C’è ancora domani recensione film di Paola Cortellesi con Valerio Mastandrea, Emanuela Fanelli, Vinicio Marchioni, Francesco Centorame e Giorgio Colangeli [RoFF18]
Perché il quartiere Testaccio ritratto in C’è ancora domani è in bianco e nero?
Siamo nell’Italia che si barcamena tra le rovine generate dalla seconda guerra mondiale, provando faticosamente a rialzarsi.
Paola Cortellesi, al debutto come regista, avrebbe potuto scegliere il colore portato dalla liberazione dal fascismo ma il punto di vista della sua storia è quello di chi è in attesa della fine di un’altra prigionia, più antica e subdola. Non c’è altra cromia possibile per raccontare, attraverso la protagonista Delia (interpretata dalla stessa Cortellesi), la segregazione delle donne nella società composta da uomini come Ivano (Valerio Mastandrea).
Non si tratta, ancora, di parità di genere e equo compenso – su cui procede a singhiozzi la società contemporanea – ma di acquisire un peso ed un ruolo sociale diverso da quello della sempiterna madre.
C’è ancora domani vuole raccontare i soprusi, le limitazioni e i lividi che milioni di donne hanno dovuto incassare per non soccombere alla cieca violenza dei pater familias. È una storia semplice ma potente, che invoca la brillantezza della commedia all’italiana per riflettere con il sorriso sul contesto drammatico in cui l’Italia sancì poi il diritto al suffragio universale.
Se sul piano della scrittura ogni tanto l’equilibrio tra tragedia e commedia sbanda, la fotografia rimane solida a compensare i passi falsi all’interno di un campo minato. Le percosse, fisiche e psicologiche, di Ivano nei confronti di Delia possono trasformarsi in un passo a due coreografato sulle note di Nessuno di Mina – nella versione di Musica Nuda – come a mostrare le favolette necessarie per rimanere ancorati alla realtà.
Restare o fuggire, prima con l’immaginazione e poi con una borsa riempita dello stretto indispensabile. C’è il treno di Nino il meccanico (Vinicio Marchioni). Una seconda chance su cui puntare soldi ed energie rimaste per cambiare hic et nunc, ma c’è soprattutto il treno della Storia da prendere per imprimere un netto cambio di passo.
La Cortellesi sceneggiatrice semina in profondità, innaffia copiosamente la storia cogliendone il frutto quando tutto sembra sul punto di essere perduto definitivamente. È come una rivisitazione del MacGuffin di Hitchcock, che attraversa il film con una misteriosa lettera e aspetta il suo momento per rivelare qualcosa che ci era già stata bisbigliata in partenza.

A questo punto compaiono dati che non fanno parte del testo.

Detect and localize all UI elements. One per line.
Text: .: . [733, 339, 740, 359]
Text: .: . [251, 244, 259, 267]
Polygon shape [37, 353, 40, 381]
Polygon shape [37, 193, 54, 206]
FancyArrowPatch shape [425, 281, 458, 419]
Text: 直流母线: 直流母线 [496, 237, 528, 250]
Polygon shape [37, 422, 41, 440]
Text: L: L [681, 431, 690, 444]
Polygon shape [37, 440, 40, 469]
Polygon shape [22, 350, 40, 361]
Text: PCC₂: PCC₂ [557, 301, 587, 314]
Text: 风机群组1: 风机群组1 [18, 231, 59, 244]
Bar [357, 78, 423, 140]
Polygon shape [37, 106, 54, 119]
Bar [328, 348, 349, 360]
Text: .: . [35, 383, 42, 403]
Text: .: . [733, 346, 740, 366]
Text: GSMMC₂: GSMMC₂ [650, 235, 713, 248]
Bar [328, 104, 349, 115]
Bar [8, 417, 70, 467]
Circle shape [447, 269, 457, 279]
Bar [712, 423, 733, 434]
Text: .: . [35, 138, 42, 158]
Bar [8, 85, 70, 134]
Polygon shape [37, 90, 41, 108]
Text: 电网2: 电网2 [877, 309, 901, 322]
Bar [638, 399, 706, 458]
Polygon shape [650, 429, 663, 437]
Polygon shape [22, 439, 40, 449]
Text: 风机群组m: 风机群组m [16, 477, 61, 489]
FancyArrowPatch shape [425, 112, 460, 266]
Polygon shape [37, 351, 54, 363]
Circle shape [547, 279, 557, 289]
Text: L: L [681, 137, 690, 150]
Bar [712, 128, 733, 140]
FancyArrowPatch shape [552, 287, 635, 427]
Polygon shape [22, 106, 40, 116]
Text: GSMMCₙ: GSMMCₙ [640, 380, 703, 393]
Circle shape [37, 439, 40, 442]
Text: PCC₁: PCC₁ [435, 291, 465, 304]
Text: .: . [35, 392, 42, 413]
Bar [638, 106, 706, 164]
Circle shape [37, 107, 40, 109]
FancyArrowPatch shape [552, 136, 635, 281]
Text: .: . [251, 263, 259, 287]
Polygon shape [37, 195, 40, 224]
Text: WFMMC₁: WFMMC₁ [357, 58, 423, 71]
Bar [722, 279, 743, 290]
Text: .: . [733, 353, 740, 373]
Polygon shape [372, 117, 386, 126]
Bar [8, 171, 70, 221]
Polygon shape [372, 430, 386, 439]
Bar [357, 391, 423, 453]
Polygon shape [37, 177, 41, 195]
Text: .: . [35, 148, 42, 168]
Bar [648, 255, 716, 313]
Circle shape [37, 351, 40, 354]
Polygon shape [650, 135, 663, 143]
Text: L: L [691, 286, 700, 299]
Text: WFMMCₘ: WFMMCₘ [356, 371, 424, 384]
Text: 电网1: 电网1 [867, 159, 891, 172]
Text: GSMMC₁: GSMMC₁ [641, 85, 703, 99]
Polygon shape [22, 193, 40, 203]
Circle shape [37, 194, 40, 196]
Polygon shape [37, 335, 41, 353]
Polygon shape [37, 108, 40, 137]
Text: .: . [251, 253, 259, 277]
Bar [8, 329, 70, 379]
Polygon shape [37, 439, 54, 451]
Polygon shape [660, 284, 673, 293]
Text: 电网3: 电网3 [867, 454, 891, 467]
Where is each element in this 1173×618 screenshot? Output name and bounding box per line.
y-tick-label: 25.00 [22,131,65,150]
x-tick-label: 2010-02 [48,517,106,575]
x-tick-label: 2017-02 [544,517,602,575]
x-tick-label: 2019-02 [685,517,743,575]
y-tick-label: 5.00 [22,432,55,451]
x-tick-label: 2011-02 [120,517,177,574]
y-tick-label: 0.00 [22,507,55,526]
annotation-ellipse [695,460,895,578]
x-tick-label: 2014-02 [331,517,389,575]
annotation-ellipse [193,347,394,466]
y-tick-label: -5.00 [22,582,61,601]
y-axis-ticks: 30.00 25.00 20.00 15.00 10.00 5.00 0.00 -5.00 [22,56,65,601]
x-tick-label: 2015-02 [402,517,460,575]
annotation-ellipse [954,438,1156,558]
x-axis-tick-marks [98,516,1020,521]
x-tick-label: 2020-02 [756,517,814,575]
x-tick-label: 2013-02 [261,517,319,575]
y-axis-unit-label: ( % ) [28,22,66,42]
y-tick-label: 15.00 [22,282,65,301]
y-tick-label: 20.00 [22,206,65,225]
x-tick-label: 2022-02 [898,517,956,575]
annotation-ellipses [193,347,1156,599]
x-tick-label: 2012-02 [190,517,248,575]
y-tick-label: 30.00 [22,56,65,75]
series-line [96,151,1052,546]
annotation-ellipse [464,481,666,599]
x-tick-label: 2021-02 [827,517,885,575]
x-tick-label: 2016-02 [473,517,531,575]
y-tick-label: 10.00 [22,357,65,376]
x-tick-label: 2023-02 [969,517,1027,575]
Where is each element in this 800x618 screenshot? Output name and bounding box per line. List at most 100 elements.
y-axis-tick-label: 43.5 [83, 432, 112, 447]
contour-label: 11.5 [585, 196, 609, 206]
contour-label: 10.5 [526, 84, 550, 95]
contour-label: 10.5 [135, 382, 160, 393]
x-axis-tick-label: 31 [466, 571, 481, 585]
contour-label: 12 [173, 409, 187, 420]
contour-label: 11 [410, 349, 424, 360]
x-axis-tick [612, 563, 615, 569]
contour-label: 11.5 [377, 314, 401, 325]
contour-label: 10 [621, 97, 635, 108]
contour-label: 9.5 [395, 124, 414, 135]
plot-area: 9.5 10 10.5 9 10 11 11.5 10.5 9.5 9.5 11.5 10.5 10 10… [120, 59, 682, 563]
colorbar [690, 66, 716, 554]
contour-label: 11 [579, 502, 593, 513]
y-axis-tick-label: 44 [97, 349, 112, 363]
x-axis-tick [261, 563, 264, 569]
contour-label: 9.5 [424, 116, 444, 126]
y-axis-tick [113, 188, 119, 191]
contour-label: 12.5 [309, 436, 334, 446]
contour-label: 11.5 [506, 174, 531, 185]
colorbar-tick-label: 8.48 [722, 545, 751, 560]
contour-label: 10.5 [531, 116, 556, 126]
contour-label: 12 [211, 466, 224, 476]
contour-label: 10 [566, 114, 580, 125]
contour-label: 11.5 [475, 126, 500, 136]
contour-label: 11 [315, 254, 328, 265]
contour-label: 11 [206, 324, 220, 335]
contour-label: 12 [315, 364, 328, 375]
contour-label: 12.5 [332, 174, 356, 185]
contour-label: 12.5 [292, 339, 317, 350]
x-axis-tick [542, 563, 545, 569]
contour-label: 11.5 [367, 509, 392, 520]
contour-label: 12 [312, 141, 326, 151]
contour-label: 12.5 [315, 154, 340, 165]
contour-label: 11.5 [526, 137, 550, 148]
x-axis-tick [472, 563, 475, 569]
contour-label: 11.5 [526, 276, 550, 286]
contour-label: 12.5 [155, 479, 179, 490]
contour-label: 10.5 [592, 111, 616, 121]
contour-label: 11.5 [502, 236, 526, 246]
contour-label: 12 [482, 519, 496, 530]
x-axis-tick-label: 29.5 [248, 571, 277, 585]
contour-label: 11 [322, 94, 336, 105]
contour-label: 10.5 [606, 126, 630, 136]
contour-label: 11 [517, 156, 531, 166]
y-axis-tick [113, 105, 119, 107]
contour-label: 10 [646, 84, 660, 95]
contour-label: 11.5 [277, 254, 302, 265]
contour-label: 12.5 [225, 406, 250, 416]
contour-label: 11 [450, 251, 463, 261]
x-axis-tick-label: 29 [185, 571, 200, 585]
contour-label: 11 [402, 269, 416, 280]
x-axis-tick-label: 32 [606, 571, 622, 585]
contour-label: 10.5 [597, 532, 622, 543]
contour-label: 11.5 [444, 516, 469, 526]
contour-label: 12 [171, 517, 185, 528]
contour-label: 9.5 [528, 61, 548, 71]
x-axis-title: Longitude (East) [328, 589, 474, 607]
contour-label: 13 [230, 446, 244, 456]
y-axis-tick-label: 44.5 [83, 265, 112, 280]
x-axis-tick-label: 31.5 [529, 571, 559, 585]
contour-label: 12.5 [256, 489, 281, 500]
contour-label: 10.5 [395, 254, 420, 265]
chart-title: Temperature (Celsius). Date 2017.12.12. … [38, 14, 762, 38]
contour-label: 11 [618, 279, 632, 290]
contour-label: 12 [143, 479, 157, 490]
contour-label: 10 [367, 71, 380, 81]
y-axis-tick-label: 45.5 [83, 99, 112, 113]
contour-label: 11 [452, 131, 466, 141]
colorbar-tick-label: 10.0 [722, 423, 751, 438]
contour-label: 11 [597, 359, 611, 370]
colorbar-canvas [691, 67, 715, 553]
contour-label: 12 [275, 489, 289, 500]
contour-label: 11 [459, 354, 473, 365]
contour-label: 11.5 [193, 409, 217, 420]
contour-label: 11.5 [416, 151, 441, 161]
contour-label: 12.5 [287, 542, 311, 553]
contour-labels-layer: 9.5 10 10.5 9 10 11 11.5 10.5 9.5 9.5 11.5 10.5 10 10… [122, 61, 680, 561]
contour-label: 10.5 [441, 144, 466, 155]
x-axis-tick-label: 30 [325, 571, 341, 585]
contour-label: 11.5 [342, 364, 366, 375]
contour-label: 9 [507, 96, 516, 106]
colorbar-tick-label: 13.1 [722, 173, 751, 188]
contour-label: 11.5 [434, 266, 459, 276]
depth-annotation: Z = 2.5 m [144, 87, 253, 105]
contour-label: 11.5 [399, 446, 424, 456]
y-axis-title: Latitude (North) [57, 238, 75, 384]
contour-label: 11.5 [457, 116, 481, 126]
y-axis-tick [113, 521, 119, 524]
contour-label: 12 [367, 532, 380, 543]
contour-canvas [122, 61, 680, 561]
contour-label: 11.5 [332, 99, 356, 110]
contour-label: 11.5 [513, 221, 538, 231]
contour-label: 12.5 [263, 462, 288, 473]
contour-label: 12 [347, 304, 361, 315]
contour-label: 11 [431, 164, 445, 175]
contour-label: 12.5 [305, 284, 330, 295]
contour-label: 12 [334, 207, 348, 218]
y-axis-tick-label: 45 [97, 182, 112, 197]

I sussurri, i capi chini e gli sguardi sommessi, sono le ultime gocce che C’è ancora domani osserva colare nel vaso prima dell’esondazione.
Lo fa con la delicatezza e le sbavature che sono quelle di qualcuno che è troppo innamorato per mantenere la giusta distanza, ma senza retrocedere davanti al pericolo. Prende lo spettatore, lo abbraccia, lo fa sfogare e poi lo colpisce di rimando con i dividendi maturati dalle donne da tempo immemore.
Ne viene fuori un mancino micidiale, altro che lo schiaffo che aspetta Delia ogni mattina appena sveglia. Un colpo in cui tutte hanno messo e continueranno a mettere le proprie miserie per far sì che il domani cominci davvero.